The way virtues would work is that the 4 trees would be renamed to: Signal, Harmony, Purity, Supremacy. Everyone could pick Virtues in the Signal tree but if you wanted to pick Harmony Virtues you would need to have some levels in Harmony.

Ideally this will help capture the feel of a society changing. As a player you'll be picking Virtues like "Xeno digestive transgenetics" instead of "domestic automatons". The big risk I'm trying to work around is ensuring players have enough choices in the early game.

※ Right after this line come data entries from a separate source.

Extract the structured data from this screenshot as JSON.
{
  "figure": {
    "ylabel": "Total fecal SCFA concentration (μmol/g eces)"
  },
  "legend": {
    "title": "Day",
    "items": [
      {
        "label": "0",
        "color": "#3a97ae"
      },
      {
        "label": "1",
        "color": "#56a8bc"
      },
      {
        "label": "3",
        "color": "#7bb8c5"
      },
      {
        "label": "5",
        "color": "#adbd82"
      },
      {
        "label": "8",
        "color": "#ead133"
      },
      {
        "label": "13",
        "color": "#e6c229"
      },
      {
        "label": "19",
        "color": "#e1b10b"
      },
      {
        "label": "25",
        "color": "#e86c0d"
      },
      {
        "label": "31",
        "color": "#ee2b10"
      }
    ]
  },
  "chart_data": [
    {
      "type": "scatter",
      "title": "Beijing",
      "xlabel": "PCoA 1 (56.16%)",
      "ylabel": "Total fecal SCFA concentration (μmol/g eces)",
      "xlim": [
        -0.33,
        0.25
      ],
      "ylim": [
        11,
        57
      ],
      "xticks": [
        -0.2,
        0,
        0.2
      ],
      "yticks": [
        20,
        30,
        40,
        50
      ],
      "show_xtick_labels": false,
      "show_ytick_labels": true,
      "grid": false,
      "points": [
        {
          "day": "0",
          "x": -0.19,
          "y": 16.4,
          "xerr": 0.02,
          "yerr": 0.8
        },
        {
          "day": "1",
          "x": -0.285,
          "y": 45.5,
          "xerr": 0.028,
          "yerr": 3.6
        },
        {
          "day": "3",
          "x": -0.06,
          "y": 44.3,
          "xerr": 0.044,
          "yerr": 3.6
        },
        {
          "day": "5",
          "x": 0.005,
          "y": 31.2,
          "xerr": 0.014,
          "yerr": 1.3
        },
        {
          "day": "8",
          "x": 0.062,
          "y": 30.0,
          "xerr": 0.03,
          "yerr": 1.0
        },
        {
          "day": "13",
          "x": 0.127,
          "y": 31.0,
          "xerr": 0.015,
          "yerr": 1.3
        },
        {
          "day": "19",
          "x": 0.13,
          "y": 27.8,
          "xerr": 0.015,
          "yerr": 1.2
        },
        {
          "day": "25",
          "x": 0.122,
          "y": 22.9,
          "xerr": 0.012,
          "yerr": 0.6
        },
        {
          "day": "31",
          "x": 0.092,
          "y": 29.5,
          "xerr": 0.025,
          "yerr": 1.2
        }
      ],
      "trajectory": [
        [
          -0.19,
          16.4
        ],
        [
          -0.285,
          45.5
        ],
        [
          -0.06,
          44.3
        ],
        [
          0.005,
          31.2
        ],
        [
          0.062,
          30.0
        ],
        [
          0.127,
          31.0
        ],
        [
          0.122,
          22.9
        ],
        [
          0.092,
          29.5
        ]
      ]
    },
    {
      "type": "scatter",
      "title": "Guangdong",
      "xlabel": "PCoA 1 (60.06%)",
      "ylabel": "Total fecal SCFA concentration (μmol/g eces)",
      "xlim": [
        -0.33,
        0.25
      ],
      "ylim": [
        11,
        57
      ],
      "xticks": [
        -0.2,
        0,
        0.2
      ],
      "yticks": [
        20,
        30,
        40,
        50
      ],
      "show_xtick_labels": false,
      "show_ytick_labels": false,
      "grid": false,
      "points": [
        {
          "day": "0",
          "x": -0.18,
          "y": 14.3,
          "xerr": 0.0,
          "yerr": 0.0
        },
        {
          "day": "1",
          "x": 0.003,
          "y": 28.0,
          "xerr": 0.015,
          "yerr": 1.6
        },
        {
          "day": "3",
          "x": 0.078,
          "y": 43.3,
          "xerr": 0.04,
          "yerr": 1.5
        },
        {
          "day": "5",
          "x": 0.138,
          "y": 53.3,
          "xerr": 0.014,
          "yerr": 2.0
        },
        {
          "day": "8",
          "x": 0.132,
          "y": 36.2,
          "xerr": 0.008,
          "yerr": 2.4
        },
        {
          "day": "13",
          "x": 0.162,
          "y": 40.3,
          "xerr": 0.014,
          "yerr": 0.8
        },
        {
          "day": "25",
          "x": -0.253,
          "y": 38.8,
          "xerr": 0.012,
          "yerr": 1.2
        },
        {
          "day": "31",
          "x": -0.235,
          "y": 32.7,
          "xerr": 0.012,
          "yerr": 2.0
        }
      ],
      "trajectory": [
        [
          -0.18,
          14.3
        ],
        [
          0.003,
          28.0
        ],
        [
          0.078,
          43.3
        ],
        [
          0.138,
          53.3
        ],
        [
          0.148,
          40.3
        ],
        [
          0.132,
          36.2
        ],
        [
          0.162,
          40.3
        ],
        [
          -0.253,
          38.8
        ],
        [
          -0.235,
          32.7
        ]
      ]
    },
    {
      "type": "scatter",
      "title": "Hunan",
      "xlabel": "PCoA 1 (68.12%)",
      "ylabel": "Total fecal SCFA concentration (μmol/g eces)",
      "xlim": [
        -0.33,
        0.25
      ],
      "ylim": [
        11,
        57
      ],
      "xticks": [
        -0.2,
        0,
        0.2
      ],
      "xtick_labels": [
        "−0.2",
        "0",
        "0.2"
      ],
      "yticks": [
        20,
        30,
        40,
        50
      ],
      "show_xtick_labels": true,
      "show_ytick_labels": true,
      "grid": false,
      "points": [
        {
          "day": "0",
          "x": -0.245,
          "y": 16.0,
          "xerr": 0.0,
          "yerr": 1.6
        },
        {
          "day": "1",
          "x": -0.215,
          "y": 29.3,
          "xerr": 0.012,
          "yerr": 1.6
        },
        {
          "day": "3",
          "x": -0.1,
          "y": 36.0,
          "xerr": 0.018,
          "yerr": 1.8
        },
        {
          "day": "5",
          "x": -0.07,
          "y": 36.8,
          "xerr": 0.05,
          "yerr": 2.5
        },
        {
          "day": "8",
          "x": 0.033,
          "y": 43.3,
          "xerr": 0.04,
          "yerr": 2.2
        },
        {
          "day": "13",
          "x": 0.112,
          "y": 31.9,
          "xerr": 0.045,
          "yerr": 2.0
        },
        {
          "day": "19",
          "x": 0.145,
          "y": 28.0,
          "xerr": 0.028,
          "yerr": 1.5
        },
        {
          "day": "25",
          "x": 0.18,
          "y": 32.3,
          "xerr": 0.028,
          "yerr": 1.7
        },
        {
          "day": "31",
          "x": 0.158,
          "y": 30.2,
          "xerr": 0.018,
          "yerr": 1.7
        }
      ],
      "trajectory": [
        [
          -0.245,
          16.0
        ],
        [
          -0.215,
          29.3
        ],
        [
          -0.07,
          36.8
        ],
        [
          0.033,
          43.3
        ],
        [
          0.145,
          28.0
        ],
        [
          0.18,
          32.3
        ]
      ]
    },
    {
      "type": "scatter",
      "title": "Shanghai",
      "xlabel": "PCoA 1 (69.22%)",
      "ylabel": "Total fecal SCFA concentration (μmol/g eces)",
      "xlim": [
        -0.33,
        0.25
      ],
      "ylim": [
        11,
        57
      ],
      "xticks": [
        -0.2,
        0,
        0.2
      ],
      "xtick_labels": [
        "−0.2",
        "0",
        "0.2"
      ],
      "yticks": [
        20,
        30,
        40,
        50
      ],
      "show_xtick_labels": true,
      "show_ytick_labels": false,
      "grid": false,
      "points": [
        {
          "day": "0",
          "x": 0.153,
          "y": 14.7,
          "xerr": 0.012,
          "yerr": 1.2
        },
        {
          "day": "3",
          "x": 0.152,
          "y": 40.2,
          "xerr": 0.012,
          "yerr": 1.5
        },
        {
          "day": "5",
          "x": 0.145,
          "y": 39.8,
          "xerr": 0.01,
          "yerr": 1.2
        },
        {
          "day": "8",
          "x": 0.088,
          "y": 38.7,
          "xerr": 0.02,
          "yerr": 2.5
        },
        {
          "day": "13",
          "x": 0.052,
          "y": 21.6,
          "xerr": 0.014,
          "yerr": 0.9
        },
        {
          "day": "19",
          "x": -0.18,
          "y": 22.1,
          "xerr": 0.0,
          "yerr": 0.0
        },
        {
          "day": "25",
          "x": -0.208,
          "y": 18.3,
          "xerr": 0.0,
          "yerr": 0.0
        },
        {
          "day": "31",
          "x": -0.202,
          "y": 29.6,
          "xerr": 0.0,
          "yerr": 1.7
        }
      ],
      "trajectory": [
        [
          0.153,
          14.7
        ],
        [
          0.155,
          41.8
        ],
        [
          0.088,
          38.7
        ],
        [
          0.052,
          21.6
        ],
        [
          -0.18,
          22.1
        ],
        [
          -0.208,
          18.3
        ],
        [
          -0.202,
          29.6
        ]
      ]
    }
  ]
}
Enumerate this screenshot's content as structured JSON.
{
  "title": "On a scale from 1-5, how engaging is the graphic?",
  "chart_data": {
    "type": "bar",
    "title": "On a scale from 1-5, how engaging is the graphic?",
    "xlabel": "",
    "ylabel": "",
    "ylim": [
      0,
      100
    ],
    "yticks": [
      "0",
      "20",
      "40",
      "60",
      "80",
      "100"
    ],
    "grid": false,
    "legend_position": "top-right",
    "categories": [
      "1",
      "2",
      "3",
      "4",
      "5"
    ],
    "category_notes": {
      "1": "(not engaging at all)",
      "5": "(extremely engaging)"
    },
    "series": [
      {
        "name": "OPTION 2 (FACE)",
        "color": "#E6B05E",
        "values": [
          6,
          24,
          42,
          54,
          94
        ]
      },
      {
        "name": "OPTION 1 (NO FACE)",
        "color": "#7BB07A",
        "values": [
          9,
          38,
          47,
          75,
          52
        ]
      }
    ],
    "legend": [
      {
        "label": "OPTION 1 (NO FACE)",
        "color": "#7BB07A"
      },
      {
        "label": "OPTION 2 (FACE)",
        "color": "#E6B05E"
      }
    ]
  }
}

And in RT, you'd have to do a balance check on the tech tree, b/c there's just too much xp around, it's too easy to go, like, 8/8/8 and get a ton of culture from everything, you could break the system hehe. But hey, sounds much better than what we have now, sign me up for beta.
The coupling of Affinity with Science is something I'm looking closely at. Currently the ring 1 techs provide the most efficient Affinity per Science ratio and the 3rd ring provides the worst. The result is that the ring 1 techs are almost always taken (letting everyone get 3ish level in every Affinity) and the ring 3 techs are never taken as there is enough Affinity points in the 2nd ring alone to get to 15.

I suspect I will have to normalize the Affinity per Science ratio, so that it is the same across the tech web. But even with that change players will still find themselves accelerating up the Affinity level as the game goes on because their Science generation increases over the course of the game.
 
Under that virtue system it is possible that traits would fill the void of early game choices, or the other way around were it somehow done with traits instead.

Either way a system where players commit to an affinity in some way by purchasing bonuses would greatly enhance the feeling of a culture changing.
__________________________________

I have no idea if it would be possible, practical, or elegant to implement, but modifying traits to reflect affinity may provide a better canvas for affinity, though likely at the cost of the current trait system.

Theoretically, each trait could have sections for every core and hybrid affinity with fitting affinity requirements, perhaps with neutral bonuses for the Signal.

This could have the advantage of creating some exclusivity between affinity bonuses, making committing to an affinity feel like a more meaningful choice.
 
Or the signal could be a satellite that the player starts with but can not rebuild.
Another option is a satellite that starts being launched over the player's initial spot, representing the (slowly de-orbiting) colony ship, which should be much larger than just the lander.